The Kofun period was a critical stage in Japan's evolution toward a more cohesive and recognized state. The Kofun period also saw significant cultural exchange with neighboring regions, particularly with the Korean Peninsula and China. This exchange influenced various aspects of Japanese culture, including language, religion, and technology. This society was most developed in the Kinai Region and the easternmost part of the Inland Sea (Seto Naikai), and its armies established a foothold on the southern tip of Korea. Japan's rulers of the time even petitioned the Chinese court for confirmation of royal titles; the Chinese, in turn, recognized Japanese military control over parts of the Korean Peninsula.

While origins of the Japanese state and imperial rule remain a subject of dispute among academics, the Yamato Kingship is generally believed to have expanded to become the ruling force in western Japan by the mid-fourth century. The Yamato Kingship was a loose alliance of local clans formed in Nara in the third century. The Yamato polity which emerged by the late fifth century was distinguished by powerful great clans or extended families, including their dependents. Each clan was headed by a patriarch who performed sacred rites to the clan's kami to ensure the long-term welfare of the clan. Clan members were the aristocracy, and the kingly line that controlled the Yamato court was at its pinnacle.
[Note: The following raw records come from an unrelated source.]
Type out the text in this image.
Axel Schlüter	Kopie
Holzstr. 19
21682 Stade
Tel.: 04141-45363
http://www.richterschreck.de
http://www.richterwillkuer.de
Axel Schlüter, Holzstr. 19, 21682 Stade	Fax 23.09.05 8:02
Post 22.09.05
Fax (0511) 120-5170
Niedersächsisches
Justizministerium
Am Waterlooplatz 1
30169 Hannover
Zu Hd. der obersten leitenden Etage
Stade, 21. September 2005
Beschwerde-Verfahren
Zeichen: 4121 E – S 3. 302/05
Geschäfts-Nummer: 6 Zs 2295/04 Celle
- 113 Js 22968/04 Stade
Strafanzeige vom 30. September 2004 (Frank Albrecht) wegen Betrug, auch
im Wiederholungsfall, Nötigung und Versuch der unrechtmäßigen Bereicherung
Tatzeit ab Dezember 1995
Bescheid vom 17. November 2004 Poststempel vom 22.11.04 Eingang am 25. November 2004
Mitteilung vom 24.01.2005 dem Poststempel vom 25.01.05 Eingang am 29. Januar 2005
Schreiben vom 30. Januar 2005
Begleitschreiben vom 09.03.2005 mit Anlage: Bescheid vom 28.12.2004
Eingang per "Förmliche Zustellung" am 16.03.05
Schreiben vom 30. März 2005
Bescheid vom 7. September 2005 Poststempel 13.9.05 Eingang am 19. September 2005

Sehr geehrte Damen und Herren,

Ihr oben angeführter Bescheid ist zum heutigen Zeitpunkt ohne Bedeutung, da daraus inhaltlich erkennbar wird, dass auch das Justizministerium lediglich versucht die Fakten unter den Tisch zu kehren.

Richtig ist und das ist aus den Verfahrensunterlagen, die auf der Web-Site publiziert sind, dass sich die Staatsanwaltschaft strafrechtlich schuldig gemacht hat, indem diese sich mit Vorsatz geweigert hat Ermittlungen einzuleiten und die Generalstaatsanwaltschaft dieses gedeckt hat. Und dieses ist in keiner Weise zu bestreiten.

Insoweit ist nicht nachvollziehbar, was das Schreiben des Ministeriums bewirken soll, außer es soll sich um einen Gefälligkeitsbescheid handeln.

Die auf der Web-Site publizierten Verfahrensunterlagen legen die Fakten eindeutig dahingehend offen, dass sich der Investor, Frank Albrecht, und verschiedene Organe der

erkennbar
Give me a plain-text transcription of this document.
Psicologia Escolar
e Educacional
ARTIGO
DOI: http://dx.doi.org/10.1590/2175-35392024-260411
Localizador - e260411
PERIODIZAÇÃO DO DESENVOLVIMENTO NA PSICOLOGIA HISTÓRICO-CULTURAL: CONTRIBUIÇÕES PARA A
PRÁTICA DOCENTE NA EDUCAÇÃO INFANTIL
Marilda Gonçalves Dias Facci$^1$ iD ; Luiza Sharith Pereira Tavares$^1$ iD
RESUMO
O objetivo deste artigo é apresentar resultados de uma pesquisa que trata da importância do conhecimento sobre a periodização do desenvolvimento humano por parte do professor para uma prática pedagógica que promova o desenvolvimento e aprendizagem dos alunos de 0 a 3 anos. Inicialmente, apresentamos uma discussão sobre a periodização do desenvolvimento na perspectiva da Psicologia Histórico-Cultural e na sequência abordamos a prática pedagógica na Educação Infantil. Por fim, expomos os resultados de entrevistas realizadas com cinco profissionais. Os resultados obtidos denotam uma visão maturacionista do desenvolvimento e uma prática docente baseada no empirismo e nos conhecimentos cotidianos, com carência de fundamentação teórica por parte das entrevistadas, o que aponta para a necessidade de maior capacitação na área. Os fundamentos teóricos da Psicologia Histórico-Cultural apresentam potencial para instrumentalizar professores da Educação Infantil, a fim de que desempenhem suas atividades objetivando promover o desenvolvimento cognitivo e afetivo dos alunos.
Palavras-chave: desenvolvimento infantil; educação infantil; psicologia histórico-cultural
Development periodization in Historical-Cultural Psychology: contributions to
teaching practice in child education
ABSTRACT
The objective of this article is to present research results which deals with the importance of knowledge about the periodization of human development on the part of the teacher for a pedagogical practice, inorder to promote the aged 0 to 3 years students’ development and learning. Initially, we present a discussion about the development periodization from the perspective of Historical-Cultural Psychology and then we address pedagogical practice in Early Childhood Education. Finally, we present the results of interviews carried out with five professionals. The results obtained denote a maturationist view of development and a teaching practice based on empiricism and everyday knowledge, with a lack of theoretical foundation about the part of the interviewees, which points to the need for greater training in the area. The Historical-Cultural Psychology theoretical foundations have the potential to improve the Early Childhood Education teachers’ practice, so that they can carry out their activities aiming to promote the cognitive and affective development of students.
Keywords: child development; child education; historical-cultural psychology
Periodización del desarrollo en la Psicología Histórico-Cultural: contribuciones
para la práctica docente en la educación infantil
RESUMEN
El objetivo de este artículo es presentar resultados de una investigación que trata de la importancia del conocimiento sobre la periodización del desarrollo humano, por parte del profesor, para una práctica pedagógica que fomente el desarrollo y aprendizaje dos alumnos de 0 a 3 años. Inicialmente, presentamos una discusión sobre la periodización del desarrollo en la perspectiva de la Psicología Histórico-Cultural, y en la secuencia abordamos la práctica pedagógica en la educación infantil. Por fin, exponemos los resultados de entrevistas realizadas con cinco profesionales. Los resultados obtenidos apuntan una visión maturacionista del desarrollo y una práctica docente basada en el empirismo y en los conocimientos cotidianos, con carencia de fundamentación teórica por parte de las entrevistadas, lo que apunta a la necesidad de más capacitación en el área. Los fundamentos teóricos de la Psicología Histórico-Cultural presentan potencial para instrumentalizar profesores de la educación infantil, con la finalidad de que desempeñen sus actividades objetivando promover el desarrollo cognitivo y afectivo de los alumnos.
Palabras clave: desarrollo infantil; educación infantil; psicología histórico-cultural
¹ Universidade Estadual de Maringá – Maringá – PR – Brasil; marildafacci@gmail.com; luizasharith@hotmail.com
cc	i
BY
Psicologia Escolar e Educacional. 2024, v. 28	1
More exchange occurred between Japan and the continent of Asia late in the Kofun period. Buddhism was introduced from Korea, probably in A.D. 538, exposing Japan to a new body of religious doctrine. The Soga, a Japanese court family that rose to prominence with the accession of the Emperor Kimmei about A.D. 531, favored the adoption of Buddhism and of governmental and cultural models based on Chinese Confucianism. But some at the Yamato court--such as the Nakatomi family, which was responsible for performing Shinto rituals at court, and the Mononobe, a military clan--were set on maintaining their prerogatives and resisted the alien religious influence of Buddhism. The Soga introduced Chinese-modeled fiscal policies, established the first national treasury, and considered the Korean Peninsula a trade route rather than an object of territorial expansion. Acrimony continued between the Soga and the Nakatomi and Mononobe clans for more than a century, during which the Soga temporarily emerged ascendant.

The Kofun period is seen as ending by around A.D. 600, when the use of elaborate kofun by the Yamato and other elite fell out of use because of prevailing new Buddhist beliefs, which put greater emphasis on the transience of human life. Commoners and the elite in outlying regions, however, continued to use kofun until the late seventh century, and simpler but distinctive tombs continued in use throughout the following period.

By AD 587 Soga Umako, the Soga chieftain, was powerful enough to install his nephew as emperor and later to assassinate him and replace him with the Empress Suiko (r. AD 593-628), the first of eight sovereign empresses, The birth of the full-fledged centralized state came through the Taika Reform of 645. The Taika Reform was a series of political and social reforms implemented in Japan during the Asuka period, around 645-649 AD. These reforms were carried out under the leadership of Prince Naka no Oe (later Emperor Tenji) and his advisor, Nakatomi no Kamatari (later Fujiwara no Kamatari). The reforms aimed to centralize and strengthen the authority of the imperial government, modeled after the Chinese bureaucratic system.